Bruxelles, 26/09/2011 (Agence Europe) - Par son arrêt dans l'affaire C-323/09 rendu le 22 septembre, la Cour précise la portée de la protection des marques notamment dans leurs fonctions d'indication d'origine et d'investissement dans une affaire qui a trait au référencement sur Internet.
Alors qu'Interflora est une marque appartenant à la société américaine Interflora Inc. (livraison de fleurs au niveau mondial, avec des filiales dans plusieurs pays), la société anglaise de vente au détail Marks&Spencer (M&S), concurrente d'Interflora par son activité de vente et de livraison de fleurs, a sélectionné en tant que mots clés le terme « Interflora » et ses variantes dans le cadre du service de référencement « Adwords » de Google.
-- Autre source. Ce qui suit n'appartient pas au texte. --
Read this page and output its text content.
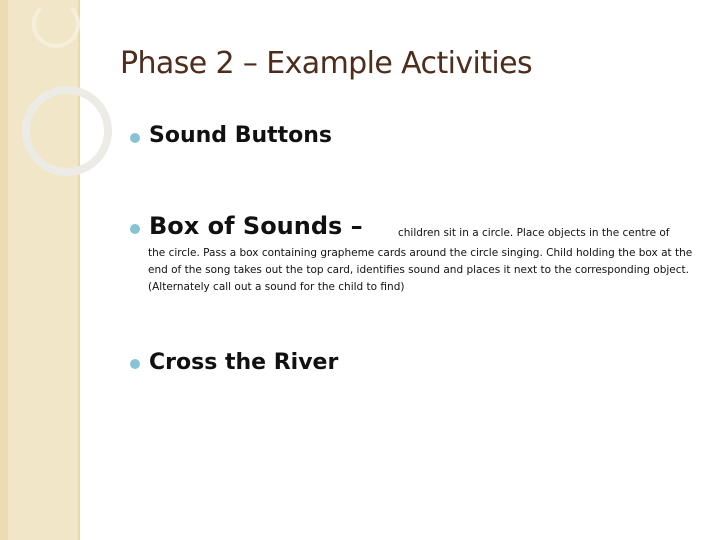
Phase 2 – Example Activities
Sound Buttons
Box of Sounds –	children sit in a circle. Place objects in the centre of
the circle. Pass a box containing grapheme cards around the circle singing. Child holding the box at the end of the song takes out the top card, identifies sound and places it next to the corresponding object. (Alternately call out a sound for the child to find)
Cross the River
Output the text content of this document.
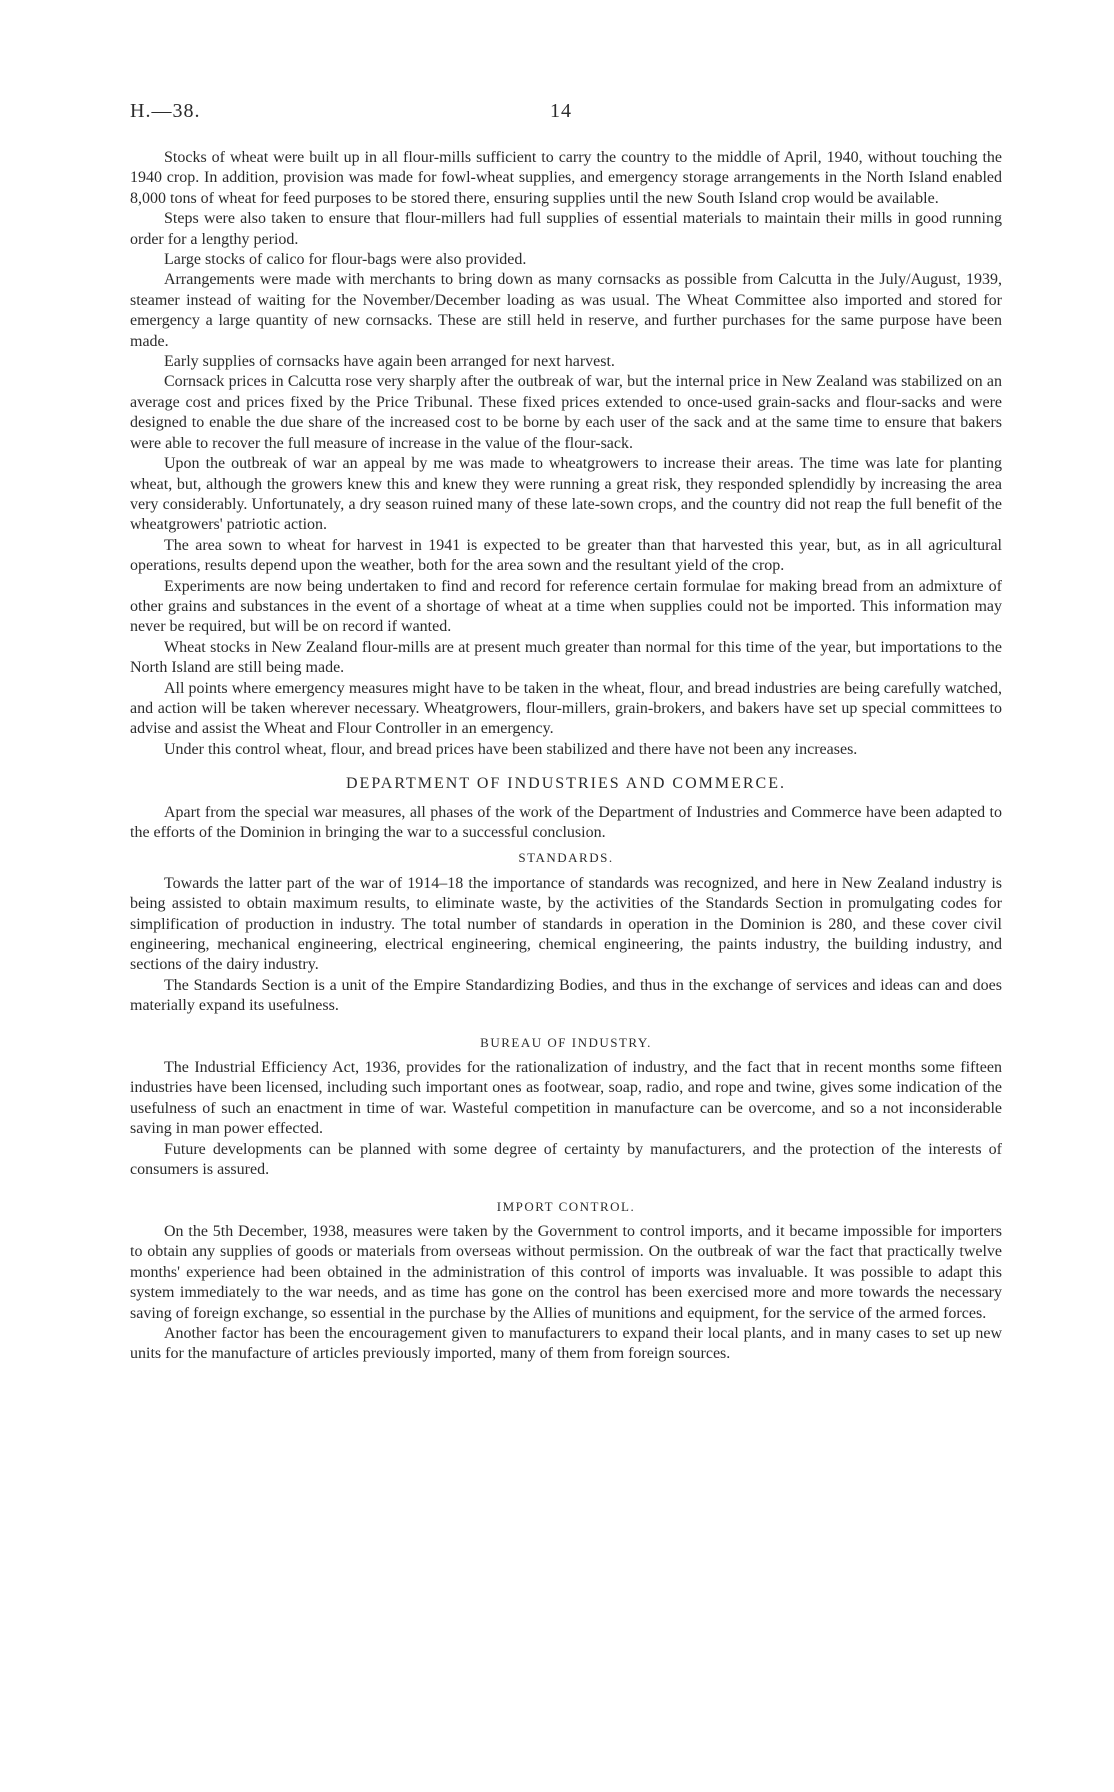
H.—38.	14

Stocks of wheat were built up in all flour-mills sufficient to carry the country to the middle of April, 1940, without touching the 1940 crop. In addition, provision was made for fowl-wheat supplies, and emergency storage arrangements in the North Island enabled 8,000 tons of wheat for feed purposes to be stored there, ensuring supplies until the new South Island crop would be available.

Steps were also taken to ensure that flour-millers had full supplies of essential materials to maintain their mills in good running order for a lengthy period.

Large stocks of calico for flour-bags were also provided.

Arrangements were made with merchants to bring down as many cornsacks as possible from Calcutta in the July/August, 1939, steamer instead of waiting for the November/December loading as was usual. The Wheat Committee also imported and stored for emergency a large quantity of new cornsacks. These are still held in reserve, and further purchases for the same purpose have been made.

Early supplies of cornsacks have again been arranged for next harvest.

Cornsack prices in Calcutta rose very sharply after the outbreak of war, but the internal price in New Zealand was stabilized on an average cost and prices fixed by the Price Tribunal. These fixed prices extended to once-used grain-sacks and flour-sacks and were designed to enable the due share of the increased cost to be borne by each user of the sack and at the same time to ensure that bakers were able to recover the full measure of increase in the value of the flour-sack.

Upon the outbreak of war an appeal by me was made to wheatgrowers to increase their areas. The time was late for planting wheat, but, although the growers knew this and knew they were running a great risk, they responded splendidly by increasing the area very considerably. Unfortunately, a dry season ruined many of these late-sown crops, and the country did not reap the full benefit of the wheatgrowers' patriotic action.

The area sown to wheat for harvest in 1941 is expected to be greater than that harvested this year, but, as in all agricultural operations, results depend upon the weather, both for the area sown and the resultant yield of the crop.

Experiments are now being undertaken to find and record for reference certain formulae for making bread from an admixture of other grains and substances in the event of a shortage of wheat at a time when supplies could not be imported. This information may never be required, but will be on record if wanted.

Wheat stocks in New Zealand flour-mills are at present much greater than normal for this time of the year, but importations to the North Island are still being made.

All points where emergency measures might have to be taken in the wheat, flour, and bread industries are being carefully watched, and action will be taken wherever necessary. Wheatgrowers, flour-millers, grain-brokers, and bakers have set up special committees to advise and assist the Wheat and Flour Controller in an emergency.

Under this control wheat, flour, and bread prices have been stabilized and there have not been any increases.

DEPARTMENT OF INDUSTRIES AND COMMERCE.

Apart from the special war measures, all phases of the work of the Department of Industries and Commerce have been adapted to the efforts of the Dominion in bringing the war to a successful conclusion.

STANDARDS.

Towards the latter part of the war of 1914–18 the importance of standards was recognized, and here in New Zealand industry is being assisted to obtain maximum results, to eliminate waste, by the activities of the Standards Section in promulgating codes for simplification of production in industry. The total number of standards in operation in the Dominion is 280, and these cover civil engineering, mechanical engineering, electrical engineering, chemical engineering, the paints industry, the building industry, and sections of the dairy industry.

The Standards Section is a unit of the Empire Standardizing Bodies, and thus in the exchange of services and ideas can and does materially expand its usefulness.

BUREAU OF INDUSTRY.

The Industrial Efficiency Act, 1936, provides for the rationalization of industry, and the fact that in recent months some fifteen industries have been licensed, including such important ones as footwear, soap, radio, and rope and twine, gives some indication of the usefulness of such an enactment in time of war. Wasteful competition in manufacture can be overcome, and so a not inconsiderable saving in man power effected.

Future developments can be planned with some degree of certainty by manufacturers, and the protection of the interests of consumers is assured.

IMPORT CONTROL.

On the 5th December, 1938, measures were taken by the Government to control imports, and it became impossible for importers to obtain any supplies of goods or materials from overseas without permission. On the outbreak of war the fact that practically twelve months' experience had been obtained in the administration of this control of imports was invaluable. It was possible to adapt this system immediately to the war needs, and as time has gone on the control has been exercised more and more towards the necessary saving of foreign exchange, so essential in the purchase by the Allies of munitions and equipment, for the service of the armed forces.

Another factor has been the encouragement given to manufacturers to expand their local plants, and in many cases to set up new units for the manufacture of articles previously imported, many of them from foreign sources.
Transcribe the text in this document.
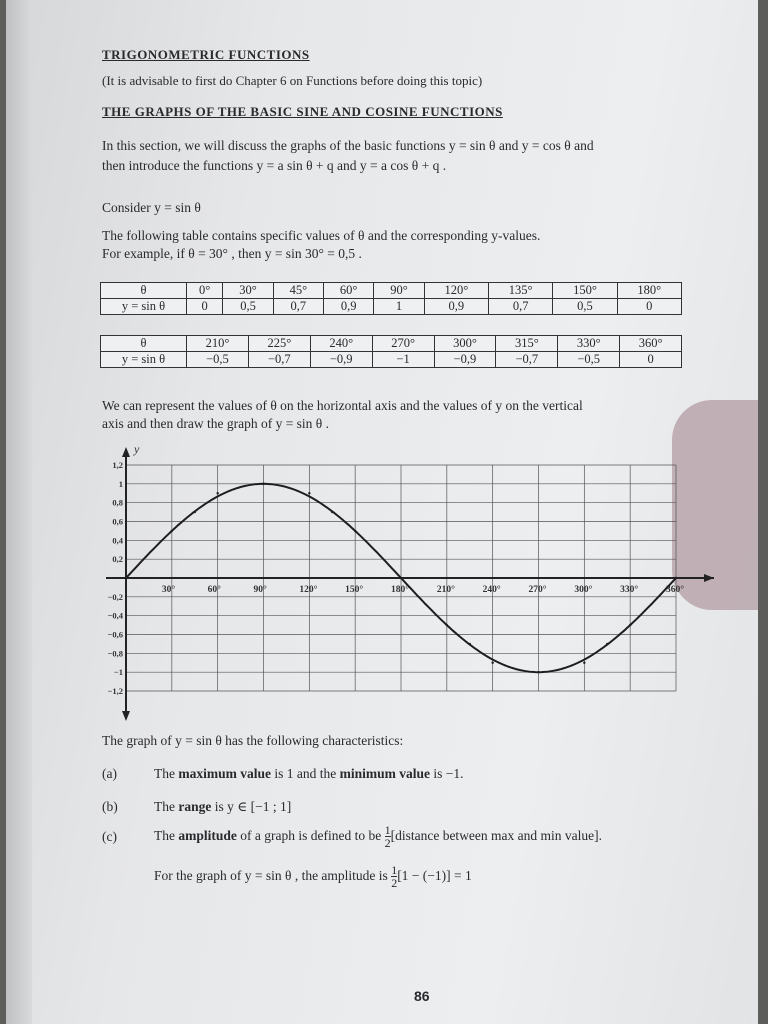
TRIGONOMETRIC FUNCTIONS
(It is advisable to first do Chapter 6 on Functions before doing this topic)
THE GRAPHS OF THE BASIC SINE AND COSINE FUNCTIONS
In this section, we will discuss the graphs of the basic functions y = sin θ and y = cos θ and
then introduce the functions y = a sin θ + q and y = a cos θ + q .
Consider y = sin θ
The following table contains specific values of θ and the corresponding y-values.
For example, if θ = 30° , then y = sin 30° = 0,5 .
θ	0°	30°	45°	60°	90°	120°	135°	150°	180°
y = sin θ	0	0,5	0,7	0,9	1	0,9	0,7	0,5	0
θ	210°	225°	240°	270°	300°	315°	330°	360°
y = sin θ	−0,5	−0,7	−0,9	−1	−0,9	−0,7	−0,5	0
We can represent the values of θ on the horizontal axis and the values of y on the vertical
axis and then draw the graph of y = sin θ .
y
30°	60°	90°	120°	150°	180°	210°	240°	270°	300°	330°	360°
1,2
1
0,8
0,6
0,4
0,2
−0,2
−0,4
−0,6
−0,8
−1
−1,2
The graph of y = sin θ has the following characteristics:
(a)	The maximum value is 1 and the minimum value is −1.
(b)	The range is y ∈ [−1 ; 1]
(c)	The amplitude of a graph is defined to be $\frac{1}{2}$ [distance between max and min value].
For the graph of y = sin θ , the amplitude is $\frac{1}{2} [1 - (-1)] = 1$
86
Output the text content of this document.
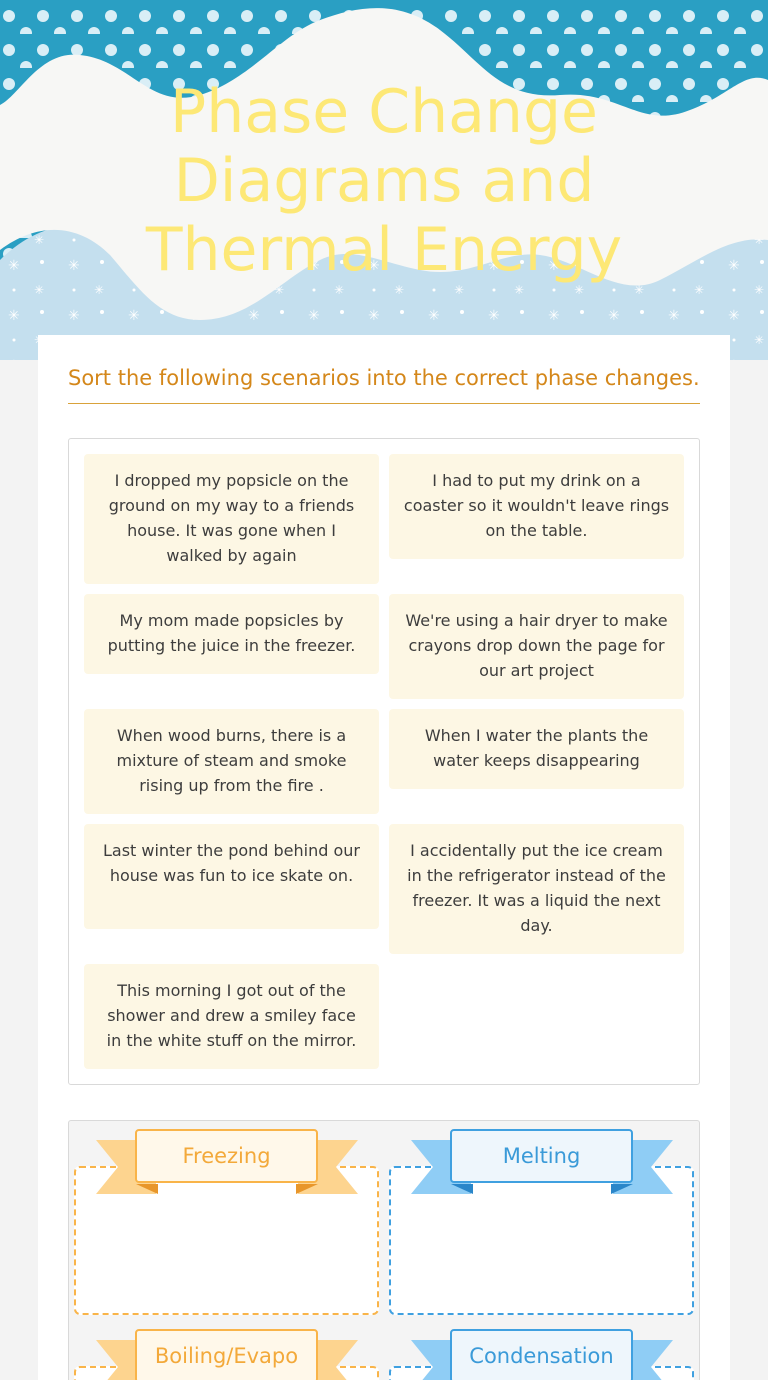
Phase Change
Diagrams and
Thermal Energy
Sort the following scenarios into the correct phase changes.
I dropped my popsicle on the ground on my way to a friends house. It was gone when I walked by again
I had to put my drink on a coaster so it wouldn't leave rings on the table.
My mom made popsicles by putting the juice in the freezer.
We're using a hair dryer to make crayons drop down the page for our art project
When wood burns, there is a mixture of steam and smoke rising up from the fire .
When I water the plants the water keeps disappearing
Last winter the pond behind our house was fun to ice skate on.
I accidentally put the ice cream in the refrigerator instead of the freezer. It was a liquid the next day.
This morning I got out of the shower and drew a smiley face in the white stuff on the mirror.
Freezing	Melting
Boiling/Evapo	Condensation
Par conséquent, lorsqu'un internaute entre le mot « Interflora » ou l'une de ces variantes comme terme de recherche dans le moteur de recherche Google, une annonce de M & S apparaît. Saisie d'un recours d'Interflora contre M&S pour violation de ses droits de marques, la Haute Cour de Justice d'Angleterre et du Pays de Galles a interrogé la Cour de Justice de l'UE sur plusieurs aspect de l'usage non consenti par un concurrent, dans le cadre d'un service de référencement sur Internet, des mots-clés identiques à une marque.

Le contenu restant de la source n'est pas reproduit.